The venue also hosts a show cooking area, four conference squares, a Lisbon libraries area, a space for pop-up events and a space for sponsors. The event lasts 17 days between May and June, and organisation requires a lot of resources, human and financial. Funding comes mostly from publishers, but partnerships are in place – first and foremost with the municipality of Lisbon – and sponsorships are important. 1,600 events were organised in 2019 (up from 550 in 2012), including autograph sessions, book presentations, conferences, debates, show cooking, illustration, music, cinema, theatre and more, and involving some 1,200 authors.

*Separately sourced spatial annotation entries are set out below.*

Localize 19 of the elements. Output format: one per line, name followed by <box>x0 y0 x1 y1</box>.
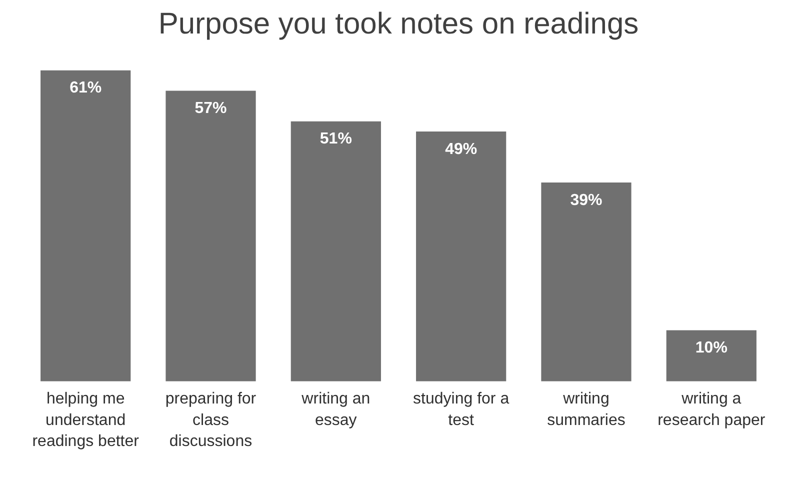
bar <box>541 182 632 382</box>
x-tick-label: helping me understand readings better <box>32 390 140 450</box>
bar <box>666 330 756 382</box>
data-label: 49% <box>445 140 478 158</box>
x-tick-label: writing a research paper <box>658 390 766 429</box>
x-tick-label: writing summaries <box>547 390 626 429</box>
bar <box>416 132 506 382</box>
data-label: 61% <box>70 80 102 97</box>
data-label: 39% <box>570 192 602 209</box>
bar <box>166 90 256 382</box>
x-tick-label: writing an essay <box>300 390 370 429</box>
x-tick-label: studying for a test <box>413 390 510 429</box>
data-label: 51% <box>320 130 352 148</box>
bar <box>40 70 131 382</box>
chart-title: Purpose you took notes on readings <box>158 8 639 40</box>
x-tick-label: preparing for class discussions <box>165 390 257 450</box>
data-label: 57% <box>194 100 227 118</box>
data-label: 10% <box>695 340 728 357</box>
bar <box>290 121 381 382</box>
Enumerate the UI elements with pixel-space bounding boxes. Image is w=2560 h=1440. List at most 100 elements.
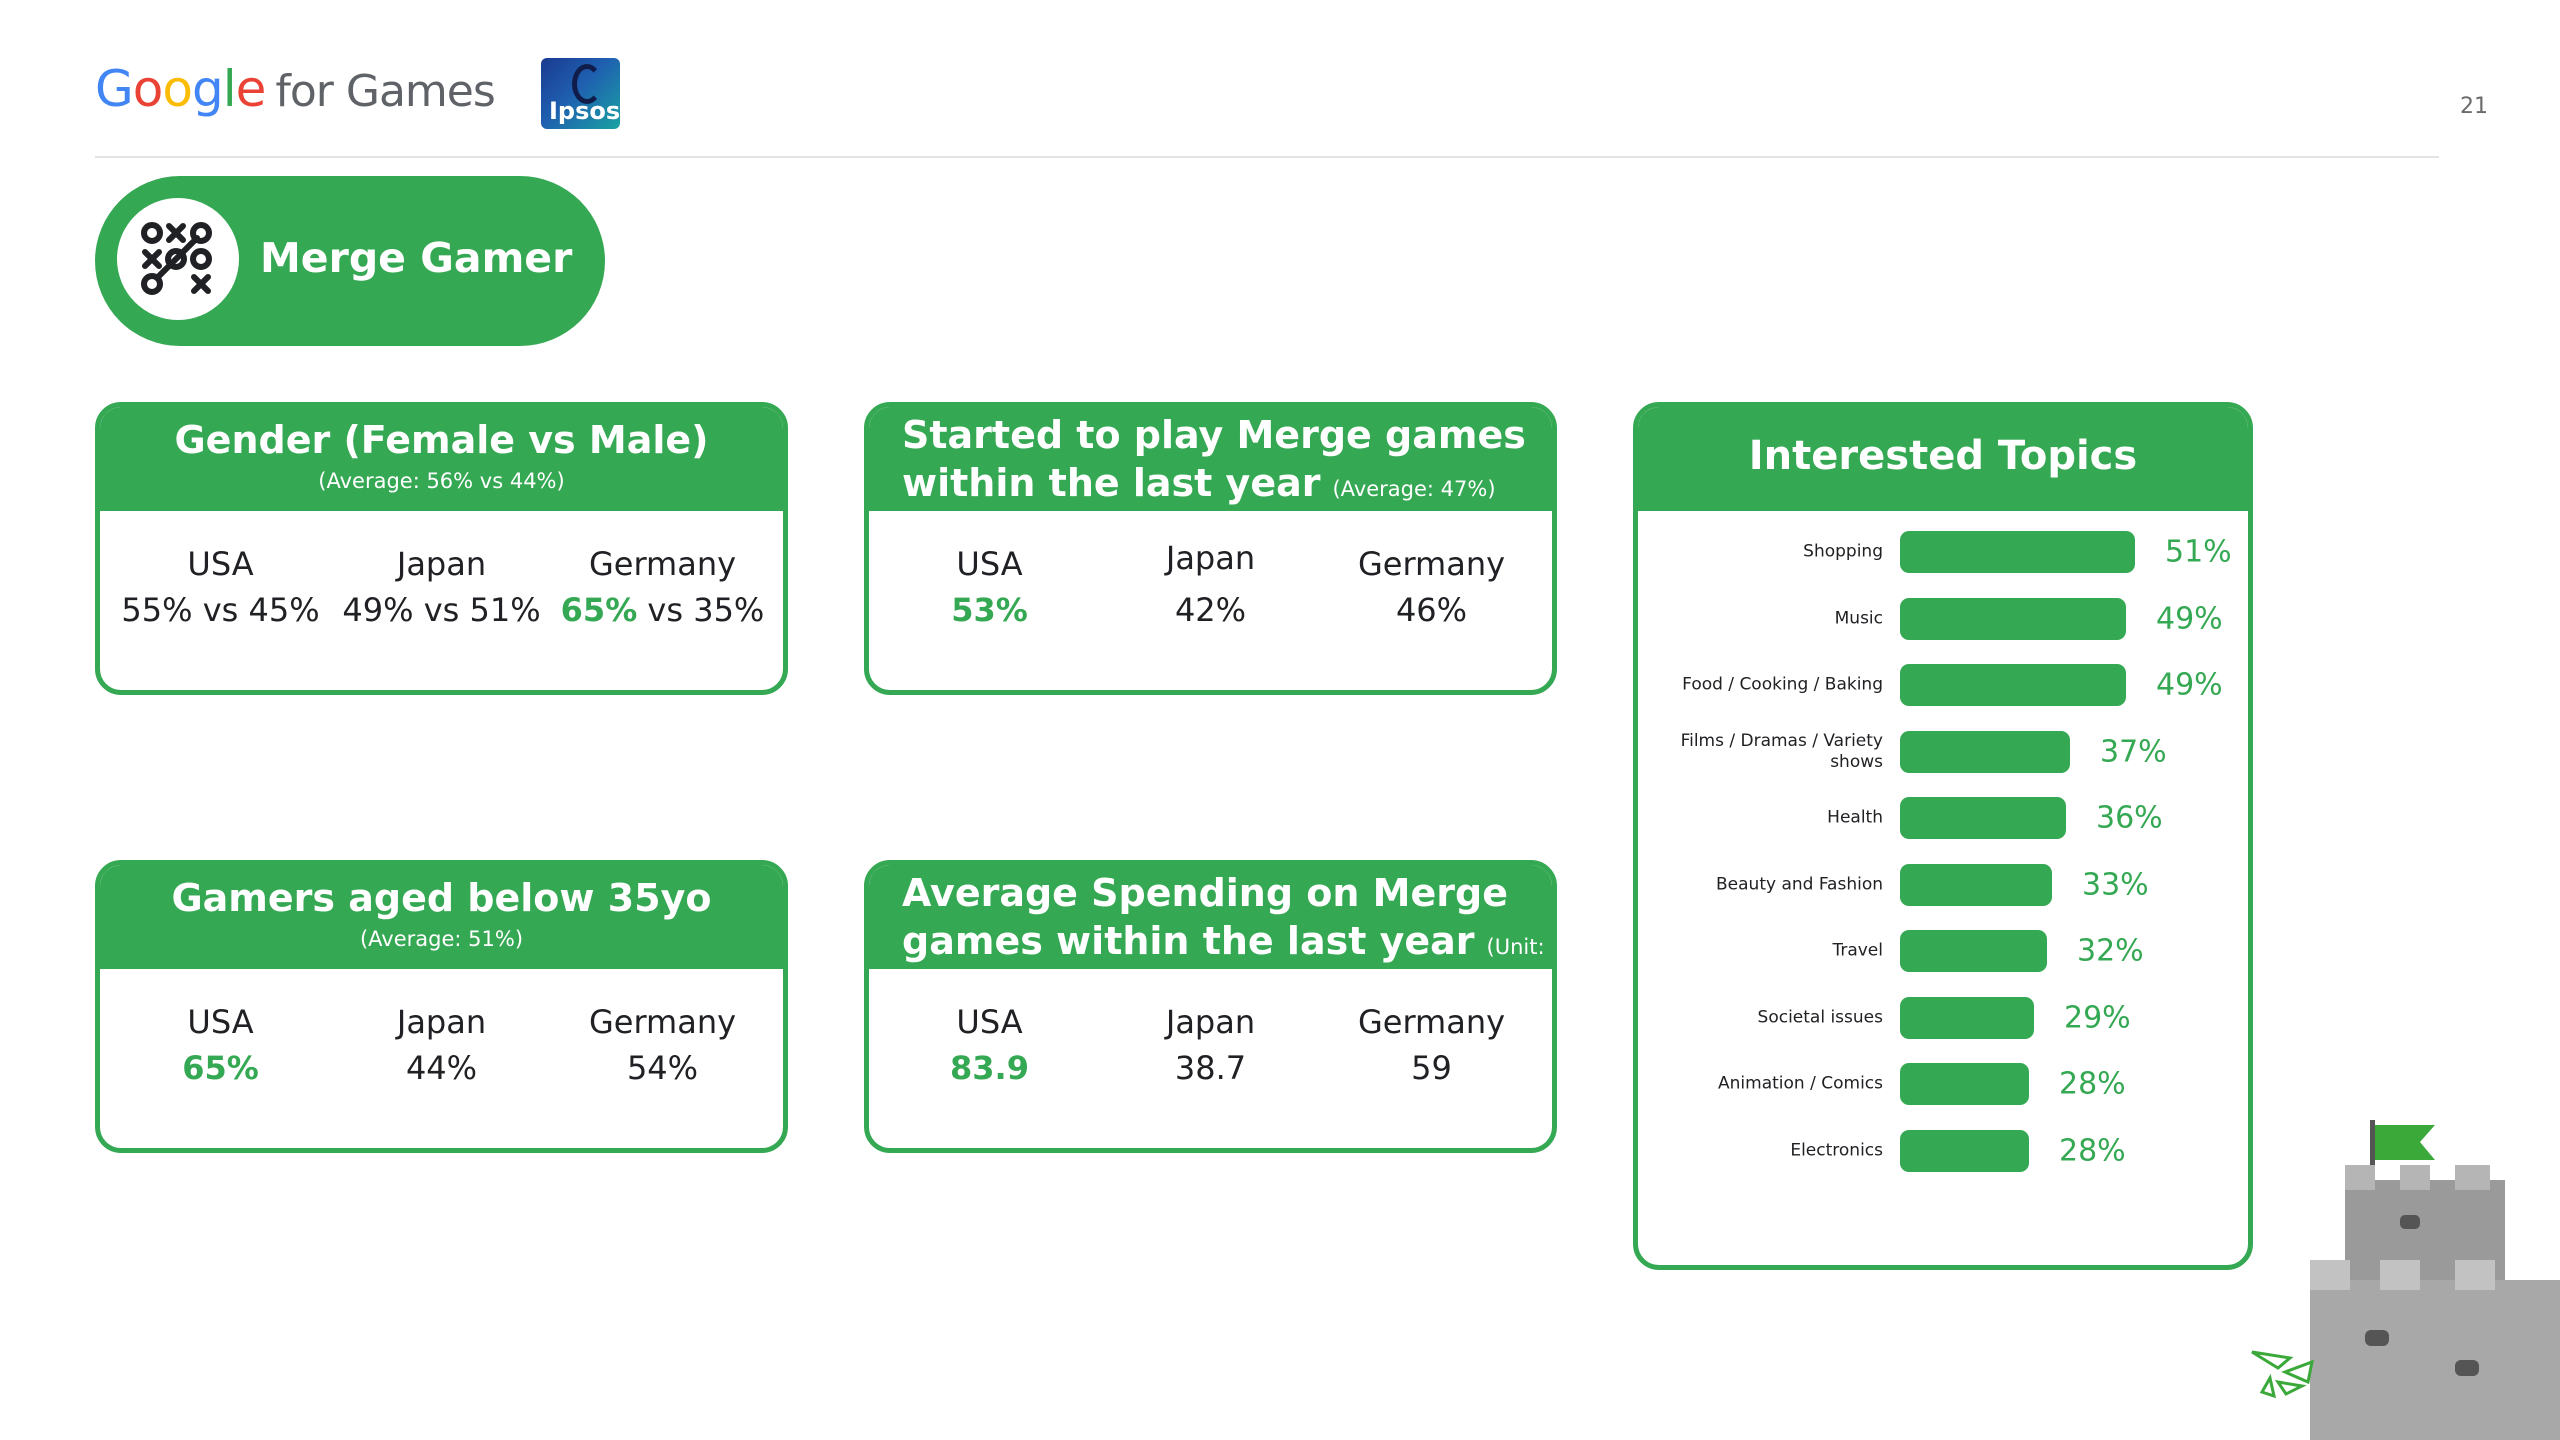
topic-bar <box>1900 1063 2029 1106</box>
header-divider <box>95 156 2439 158</box>
topic-bar <box>1900 863 2052 906</box>
topic-row: Electronics 28% <box>1638 1118 2248 1185</box>
topic-label: Travel <box>1832 940 1883 961</box>
persona-pill: Merge Gamer <box>95 176 605 346</box>
country-stat: USA 65% <box>116 999 326 1091</box>
spending-card: Average Spending on Merge games within t… <box>864 860 1557 1153</box>
country-label: USA <box>187 545 254 583</box>
country-label: USA <box>187 1003 254 1041</box>
topic-row: Animation / Comics 28% <box>1638 1051 2248 1118</box>
topic-row: Travel 32% <box>1638 918 2248 985</box>
topic-row: Health 36% <box>1638 785 2248 852</box>
ipsos-logo: Ipsos <box>541 58 620 129</box>
topic-value: 49% <box>2156 601 2223 637</box>
country-label: USA <box>956 545 1023 583</box>
country-stat: Germany 65% vs 35% <box>558 541 768 633</box>
card-subtitle: (Average: 51%) <box>359 927 524 951</box>
card-note: (Average: 47%) <box>1332 477 1496 501</box>
topic-label: Shopping <box>1803 541 1883 562</box>
country-stat: Japan 44% <box>337 999 547 1091</box>
topic-row: Films / Dramas / Variety shows 37% <box>1638 719 2248 786</box>
card-title-line2: games within the last year(Unit: USD) <box>902 919 1552 963</box>
country-stat: Japan 38.7 <box>1106 999 1316 1091</box>
gender-card: Gender (Female vs Male) (Average: 56% vs… <box>95 402 788 695</box>
stat-value: 83.9 <box>950 1049 1029 1087</box>
age-card: Gamers aged below 35yo (Average: 51%) US… <box>95 860 788 1153</box>
stat-value: 38.7 <box>1174 1049 1247 1087</box>
country-stat: Japan 49% vs 51% <box>337 541 547 633</box>
card-header: Interested Topics <box>1638 407 2248 511</box>
topic-value: 28% <box>2059 1133 2126 1169</box>
topic-bar <box>1900 797 2066 840</box>
stat-value: 55% vs 45% <box>121 591 320 629</box>
country-label: USA <box>956 1003 1023 1041</box>
stat-value: 42% <box>1174 591 1247 629</box>
country-label: Japan <box>396 545 487 583</box>
card-title: Gamers aged below 35yo <box>171 876 712 920</box>
card-header: Gamers aged below 35yo (Average: 51%) <box>100 865 783 969</box>
country-label: Japan <box>396 1003 487 1041</box>
stat-value: 53% <box>951 591 1028 629</box>
topic-bar <box>1900 730 2070 773</box>
country-label: Germany <box>1357 1003 1506 1041</box>
topic-bar <box>1900 531 2135 574</box>
stat-value: 49% vs 51% <box>342 591 541 629</box>
topic-value: 28% <box>2059 1066 2126 1102</box>
topic-bar <box>1900 597 2126 640</box>
topic-label: Societal issues <box>1757 1007 1883 1028</box>
country-stat: USA 55% vs 45% <box>116 541 326 633</box>
country-label: Japan <box>1165 539 1256 577</box>
topic-bar <box>1900 996 2034 1039</box>
topic-label: Music <box>1834 608 1883 629</box>
topic-value: 29% <box>2064 1000 2131 1036</box>
card-note: (Unit: USD) <box>1486 935 1552 959</box>
castle-illustration <box>2251 1120 2560 1440</box>
card-subtitle: (Average: 56% vs 44%) <box>318 469 565 493</box>
topic-value: 32% <box>2077 933 2144 969</box>
topic-label: Films / Dramas / Variety shows <box>1680 730 1883 772</box>
card-title: Gender (Female vs Male) <box>174 418 709 462</box>
card-title-line1: Started to play Merge games <box>902 413 1526 457</box>
topic-value: 51% <box>2165 534 2232 570</box>
topic-label: Food / Cooking / Baking <box>1682 674 1883 695</box>
card-header: Average Spending on Merge games within t… <box>869 865 1552 969</box>
topic-row: Food / Cooking / Baking 49% <box>1638 652 2248 719</box>
stat-value: 46% <box>1395 591 1468 629</box>
stat-value: 65% vs 35% <box>560 591 765 629</box>
card-header: Started to play Merge games within the l… <box>869 407 1552 511</box>
topic-row: Societal issues 29% <box>1638 985 2248 1052</box>
card-header: Gender (Female vs Male) (Average: 56% vs… <box>100 407 783 511</box>
country-stat: Germany 59 <box>1327 999 1537 1091</box>
stat-value: 54% <box>626 1049 699 1087</box>
tic-tac-toe-icon <box>117 198 239 320</box>
topic-bar <box>1900 930 2047 973</box>
country-stat: Germany 46% <box>1327 541 1537 633</box>
country-label: Germany <box>588 1003 737 1041</box>
topics-bar-list: Shopping 51% Music 49% Food / Cooking / Baki… <box>1638 519 2248 1184</box>
page-number: 21 <box>2460 94 2488 119</box>
topic-label: Health <box>1827 807 1883 828</box>
card-title-line1: Average Spending on Merge <box>902 871 1508 915</box>
country-stat: USA 53% <box>885 541 1095 633</box>
stat-value: 65% <box>182 1049 259 1087</box>
country-stat: USA 83.9 <box>885 999 1095 1091</box>
topic-row: Beauty and Fashion 33% <box>1638 852 2248 919</box>
topic-value: 37% <box>2100 734 2167 770</box>
topic-label: Animation / Comics <box>1718 1073 1883 1094</box>
country-label: Germany <box>1357 545 1506 583</box>
topic-row: Shopping 51% <box>1638 519 2248 586</box>
brand-suffix: for Games <box>275 66 495 117</box>
topic-label: Electronics <box>1790 1140 1883 1161</box>
topic-bar <box>1900 664 2126 707</box>
topic-bar <box>1900 1129 2029 1172</box>
topic-value: 49% <box>2156 667 2223 703</box>
started-playing-card: Started to play Merge games within the l… <box>864 402 1557 695</box>
card-title: Interested Topics <box>1748 433 2138 479</box>
topic-label: Beauty and Fashion <box>1716 874 1883 895</box>
topic-row: Music 49% <box>1638 586 2248 653</box>
country-stat: Japan 42% <box>1106 539 1316 633</box>
topic-value: 33% <box>2082 867 2149 903</box>
interested-topics-card: Interested Topics Shopping 51% Music 49% Foo… <box>1633 402 2253 1270</box>
country-label: Japan <box>1165 1003 1256 1041</box>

A big live tv show is broadcasted every evening from the fair, and several other broadcasts take place from there; the media impact is very significant, on all channels, online and offline – reaching levels of publicity that publishers could not afford, were they to pay for it. Promotion is big also via paid for advertising, including on social media, where the fair has a strong presence. Many activities take place at the fair, especially for children – including ‘Camping with stories’, an opportunity for kids to spend a night camping in an enclosed are at the fair and participating in readings, theatre shows with authors and more.
Visitor satisfaction is very high, as surveys show, and the level of visitor retention is quite significant. Mr Sobral explained that publishers make big sales at the fair; the latest edition saw sales of more than one book per visitor. The core concept of organising a single event on books, but with all other kinds of activities and events around it, to make people attend and attend again, has proven successful also in making people buy books, even those who were not used to reading. The 2020 edition will run from 28 May to 14 June.
In conclusion, participants exchanged views on book sales at fairs and how this can impact booksellers, and on strategies to encourage children to attend book fairs.